This repository contains multiple examples of proof-of-concept (PoC) attacks against AI systems, demonstrating various security vulnerabilities in machine learning models. These examples aim to provide a better understanding of potential risks and help researchers and developers build more secure AI systems.
- Model Stealing Attack on Sentiment Analysis Model
- Adversarial Attack on Image Classifier
- Membership Inference Attack on ML Models
- Model Inversion Attack on ML Models
- Data Poisoning Attack on ML Models
- Python 3.6 or higher
- TensorFlow 2.x
- PyTorch
- NumPy
- scikit-learn
- foolbox
- matplotlib
To install the required libraries, run the following command:
pip install tensorflow numpy scikit-learn foolbox matplotlib torch torchvision
Usage Clone this repository to your local machine.
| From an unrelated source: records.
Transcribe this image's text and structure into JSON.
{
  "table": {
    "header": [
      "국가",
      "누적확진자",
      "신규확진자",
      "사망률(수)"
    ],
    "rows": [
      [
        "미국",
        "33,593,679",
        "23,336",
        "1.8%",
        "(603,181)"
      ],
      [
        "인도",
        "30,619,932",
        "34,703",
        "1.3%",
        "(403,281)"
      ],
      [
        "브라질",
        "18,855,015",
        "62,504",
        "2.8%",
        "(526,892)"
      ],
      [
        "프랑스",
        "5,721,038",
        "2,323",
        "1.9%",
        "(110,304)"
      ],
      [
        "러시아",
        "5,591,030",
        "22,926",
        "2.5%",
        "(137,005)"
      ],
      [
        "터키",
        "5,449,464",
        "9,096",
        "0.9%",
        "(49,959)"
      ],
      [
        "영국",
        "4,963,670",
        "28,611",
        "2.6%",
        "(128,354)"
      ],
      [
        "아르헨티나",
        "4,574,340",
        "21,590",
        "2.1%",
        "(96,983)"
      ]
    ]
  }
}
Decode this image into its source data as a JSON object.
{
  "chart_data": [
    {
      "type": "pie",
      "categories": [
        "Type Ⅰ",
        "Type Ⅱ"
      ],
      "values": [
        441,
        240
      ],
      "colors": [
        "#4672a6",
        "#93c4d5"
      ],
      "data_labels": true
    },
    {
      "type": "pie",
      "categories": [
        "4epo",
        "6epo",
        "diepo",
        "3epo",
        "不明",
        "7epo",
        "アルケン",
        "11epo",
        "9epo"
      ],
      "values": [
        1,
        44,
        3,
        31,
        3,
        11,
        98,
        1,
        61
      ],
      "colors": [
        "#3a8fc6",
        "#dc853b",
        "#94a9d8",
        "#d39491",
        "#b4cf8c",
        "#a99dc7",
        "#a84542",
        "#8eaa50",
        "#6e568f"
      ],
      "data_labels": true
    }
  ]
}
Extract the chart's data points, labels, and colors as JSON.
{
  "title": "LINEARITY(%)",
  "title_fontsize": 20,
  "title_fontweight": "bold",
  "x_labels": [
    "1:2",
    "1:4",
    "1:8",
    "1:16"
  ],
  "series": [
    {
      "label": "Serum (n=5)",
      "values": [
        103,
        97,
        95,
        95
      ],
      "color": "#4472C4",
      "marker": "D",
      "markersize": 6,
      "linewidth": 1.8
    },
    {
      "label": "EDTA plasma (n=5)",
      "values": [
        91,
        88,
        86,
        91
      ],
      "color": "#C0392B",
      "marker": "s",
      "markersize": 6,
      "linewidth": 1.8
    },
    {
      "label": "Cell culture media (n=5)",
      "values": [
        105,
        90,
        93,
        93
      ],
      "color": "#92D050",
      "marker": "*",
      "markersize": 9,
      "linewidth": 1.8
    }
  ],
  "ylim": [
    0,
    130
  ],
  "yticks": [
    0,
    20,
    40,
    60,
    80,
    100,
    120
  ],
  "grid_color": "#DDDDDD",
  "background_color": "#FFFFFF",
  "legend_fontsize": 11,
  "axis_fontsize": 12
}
Install the required libraries as mentioned above. Navigate to the desired example folder and follow the instructions in the corresponding README.md file to run the attack.
- Model Stealing Attack on Sentiment Analysis Model This example demonstrates a model stealing attack on a simple sentiment analysis model using the IMDb movie review dataset. The attacker queries the target model and trains a replica based on its responses.
- Adversarial Attack on Image Classifier This example shows an adversarial attack on an image classifier using the Fast Gradient Sign Method (FGSM) to generate adversarial examples that can fool the model.
- Membership Inference Attack on ML Models This example demonstrates a membership inference attack on machine learning models, in which an attacker tries to determine if a given data point was part of the model's training dataset.
- Model Inversion Attack on ML Models This example illustrates a model inversion attack, where an attacker attempts to reconstruct input data from a machine learning model's predictions or internal representations.
- Data Poisoning Attack on ML Models This example demonstrates a data poisoning attack on machine learning models, in which an attacker injects malicious data into the training dataset to compromise the model's performance or introduce specific vulnerabilities.